Por ejemplo, el aeropuerto de Quito tiene siete pasarelas de embarque y desembarque (mangas), lo que es poco para el número de pasajeros que llegan, sostiene Pedreira.

El Aeropuerto Internacional General Eloy Alfaro de Manta también presenta problemas de infraestructura.
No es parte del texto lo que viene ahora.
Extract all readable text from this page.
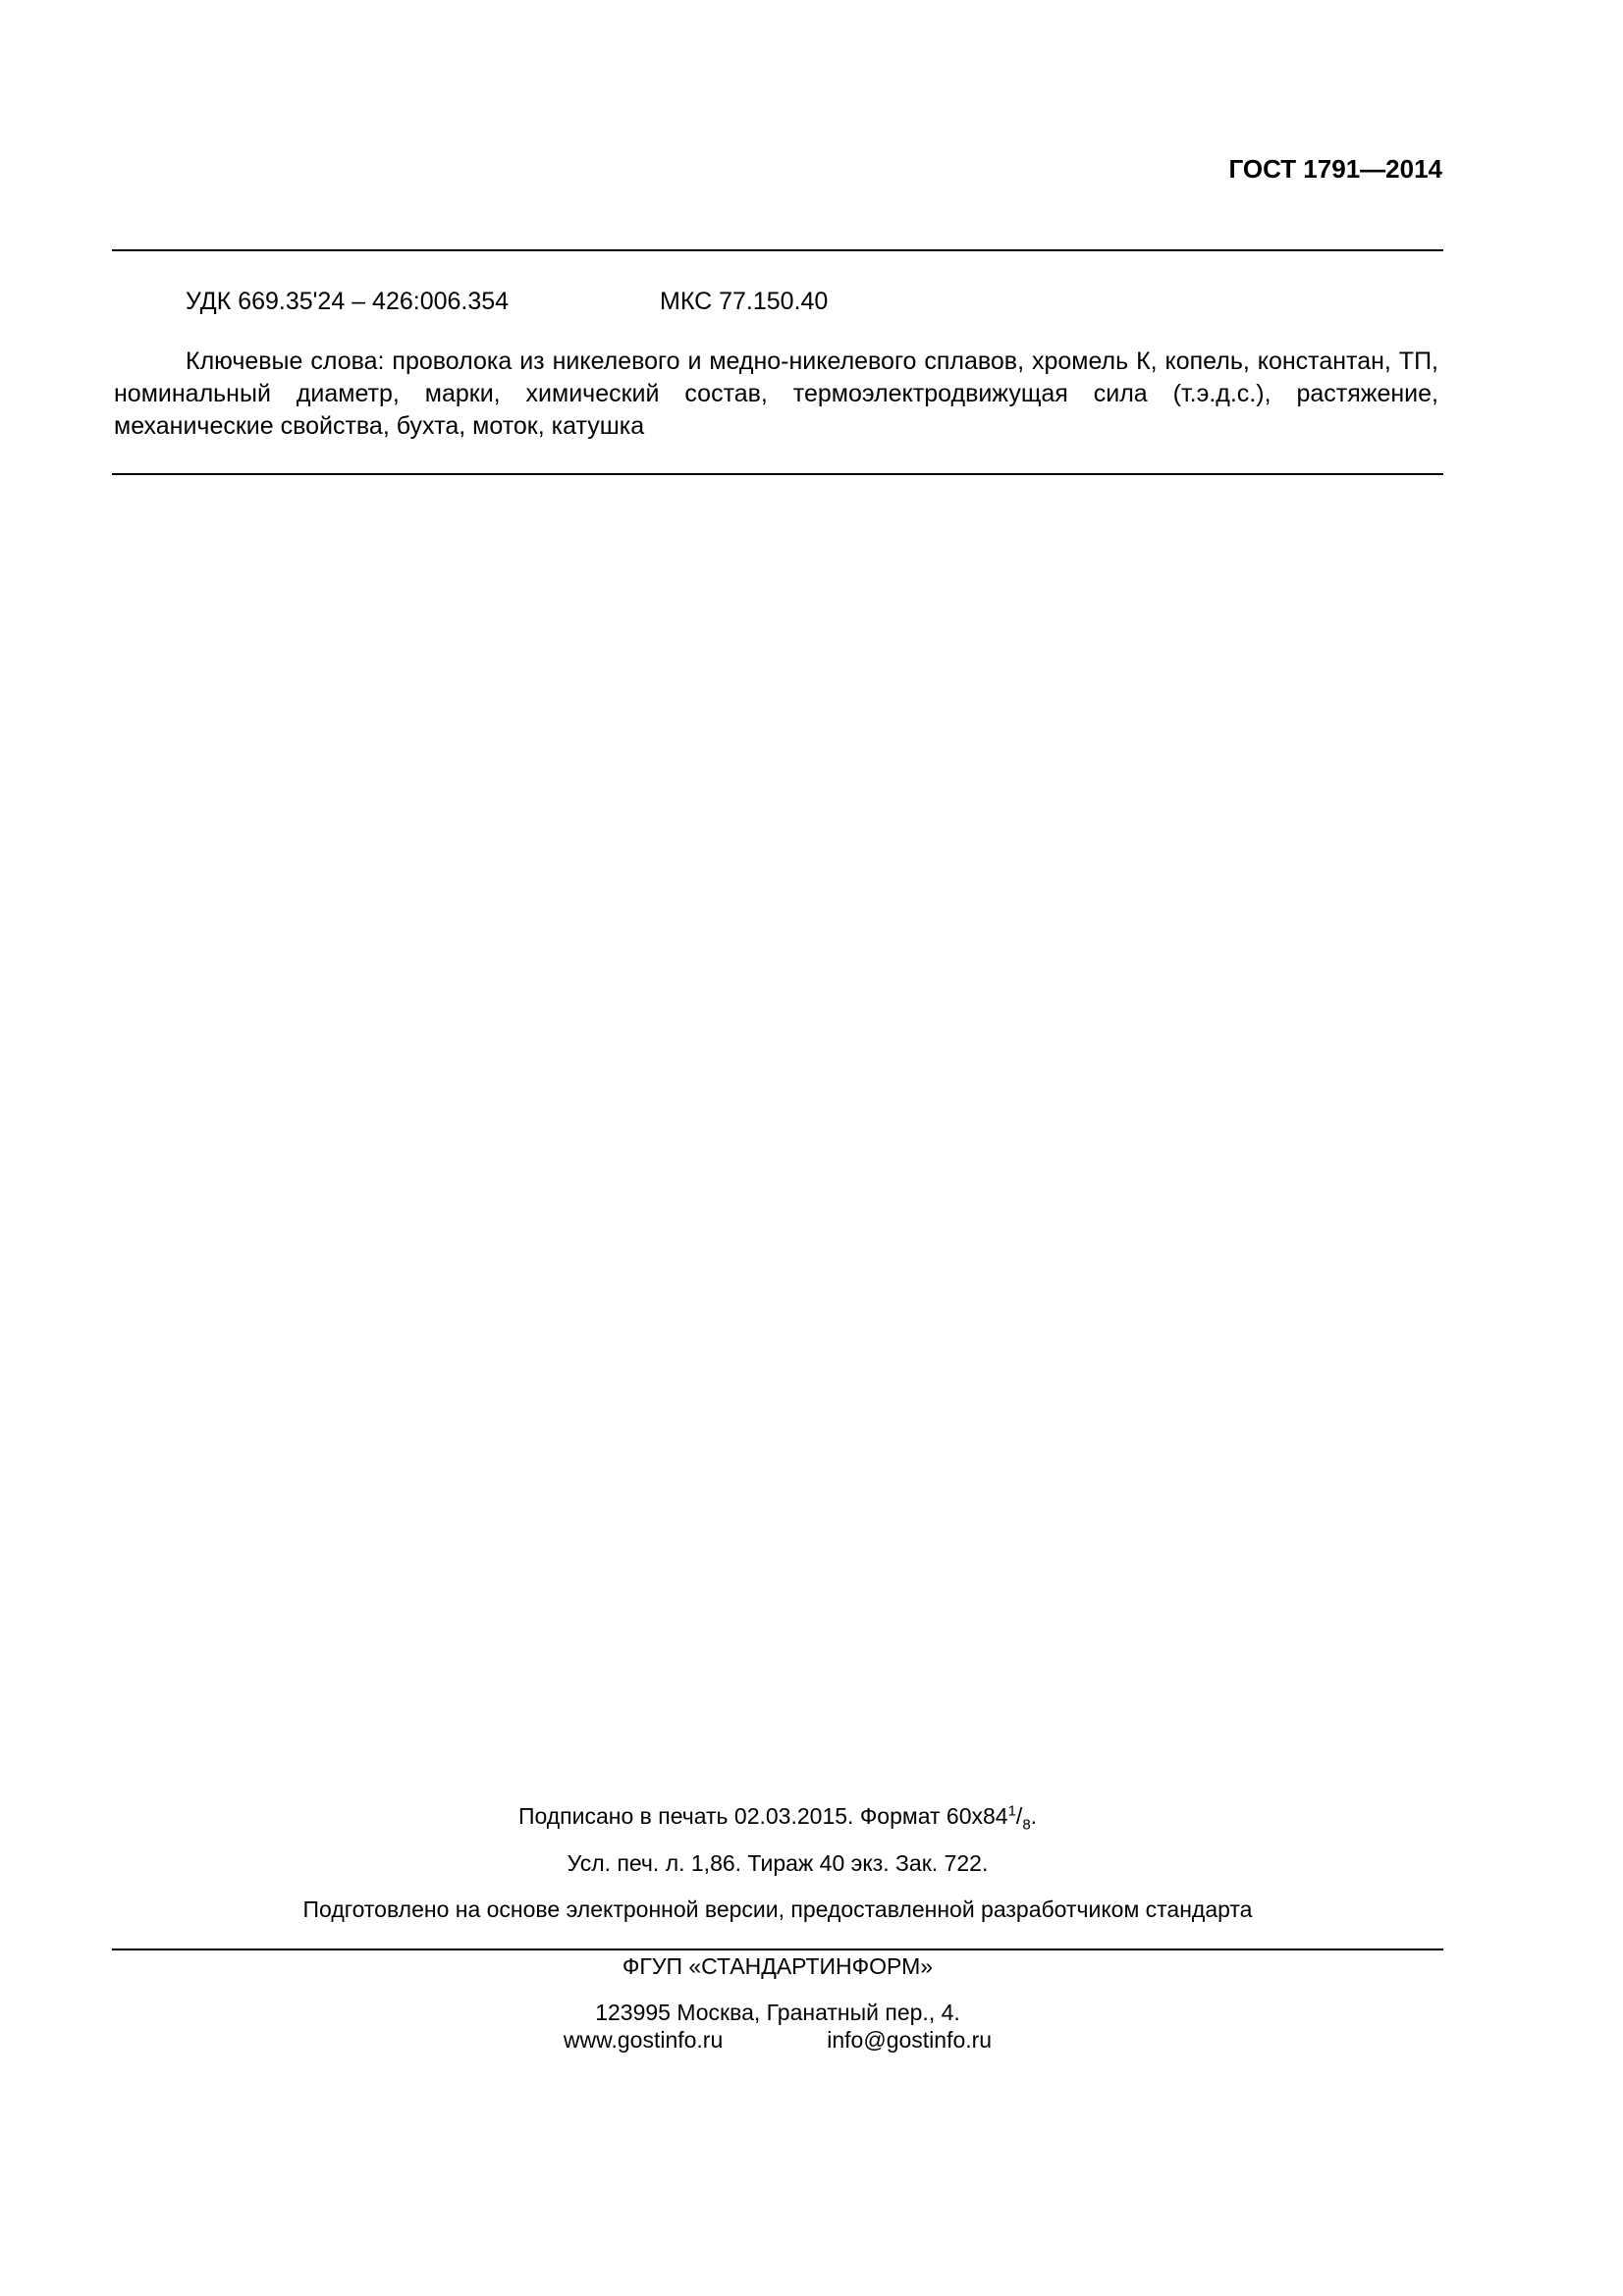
ГОСТ 1791—2014
УДК 669.35'24 – 426:006.354	МКС 77.150.40
Ключевые слова: проволока из никелевого и медно-никелевого сплавов, хромель К, копель, константан, ТП, номинальный диаметр, марки, химический состав, термоэлектродвижущая сила (т.э.д.с.), растяжение, механические свойства, бухта, моток, катушка
Подписано в печать 02.03.2015. Формат $60х84^1/_8$.
Усл. печ. л. 1,86. Тираж 40 экз. Зак. 722.
Подготовлено на основе электронной версии, предоставленной разработчиком стандарта
ФГУП «СТАНДАРТИНФОРМ»
123995 Москва, Гранатный пер., 4.
www.gostinfo.ru	info@gostinfo.ru
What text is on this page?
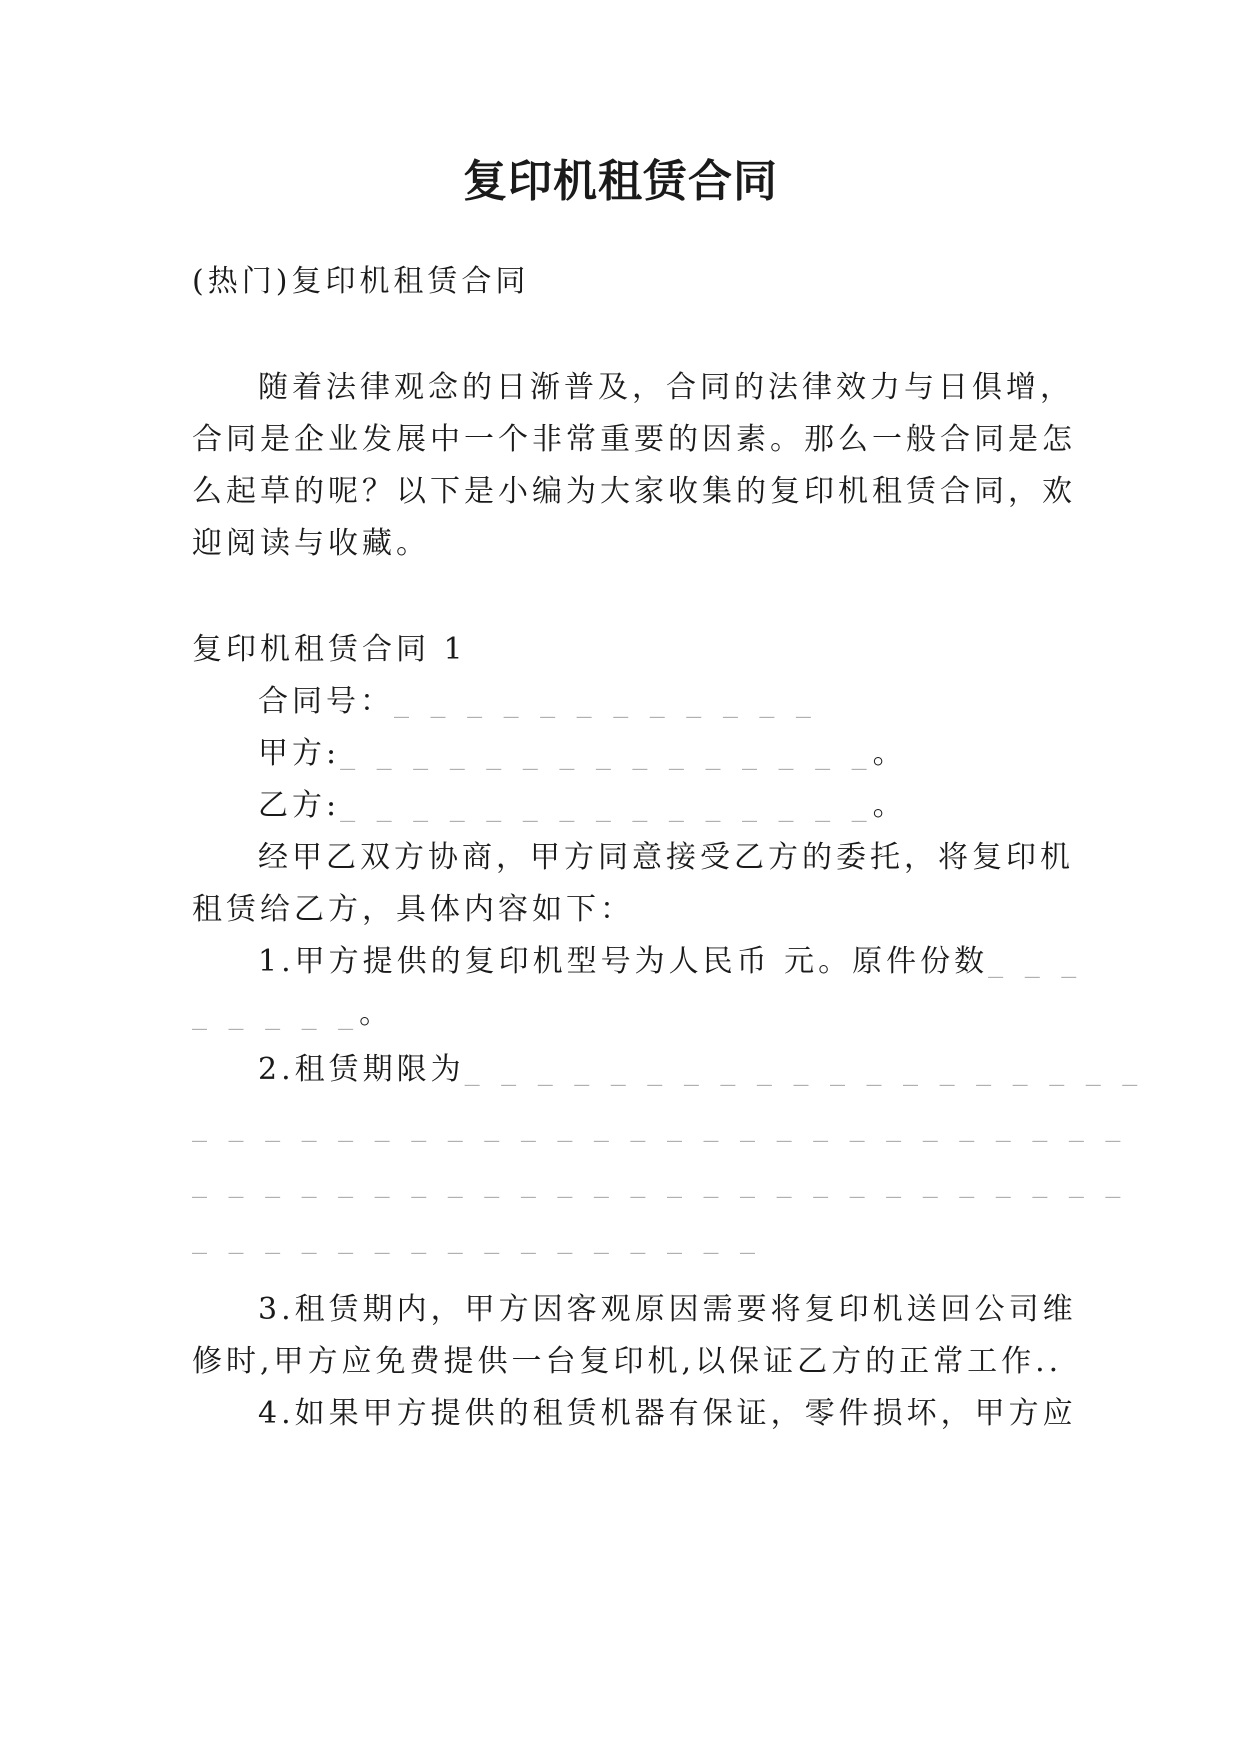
复印机租赁合同
(热门)复印机租赁合同
随着法律观念的日渐普及，合同的法律效力与日俱增，
合同是企业发展中一个非常重要的因素。那么一般合同是怎
么起草的呢？以下是小编为大家收集的复印机租赁合同，欢
迎阅读与收藏。
复印机租赁合同 1
合同号：_ _ _ _ _ _ _ _ _ _ _ _
甲方:_ _ _ _ _ _ _ _ _ _ _ _ _ _ _。
乙方:_ _ _ _ _ _ _ _ _ _ _ _ _ _ _。
经甲乙双方协商，甲方同意接受乙方的委托，将复印机
租赁给乙方，具体内容如下：
1.甲方提供的复印机型号为人民币 元。原件份数_ _ _
_ _ _ _ _。
2.租赁期限为_ _ _ _ _ _ _ _ _ _ _ _ _ _ _ _ _ _ _
_ _ _ _ _ _ _ _ _ _ _ _ _ _ _ _ _ _ _ _ _ _ _ _ _ _
_ _ _ _ _ _ _ _ _ _ _ _ _ _ _ _ _ _ _ _ _ _ _ _ _ _
_ _ _ _ _ _ _ _ _ _ _ _ _ _ _ _
3.租赁期内，甲方因客观原因需要将复印机送回公司维
修时,甲方应免费提供一台复印机,以保证乙方的正常工作..
4.如果甲方提供的租赁机器有保证，零件损坏，甲方应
Todavía no está claro cómo va a abastecer de combustible a los aviones de Copa Airlines y de Avianca que empezarán a volar en pocos días hacia Panamá y Galápagos.

En ese contexto, la aerolínea Copa Airlines considera la posibilidad de abastecer sus aviones en Panamá para que puedan recorrer la ruta de ida y vuelta.

Pero, una mayor carga de combustible significa menos ingresos porque las aeronaves deberán operar con una capacidad menor de pasajeros, de 60%, dice Christophe Didier, vicepresidente Global de Ventas y Distribución de Copa Airlines.

Esos problemas deben abordarse para incentivar más rutas y frecuencias y, así, democratizar los viajes aéreos, concluye el vicepresidente Regional para las Américas de IATA.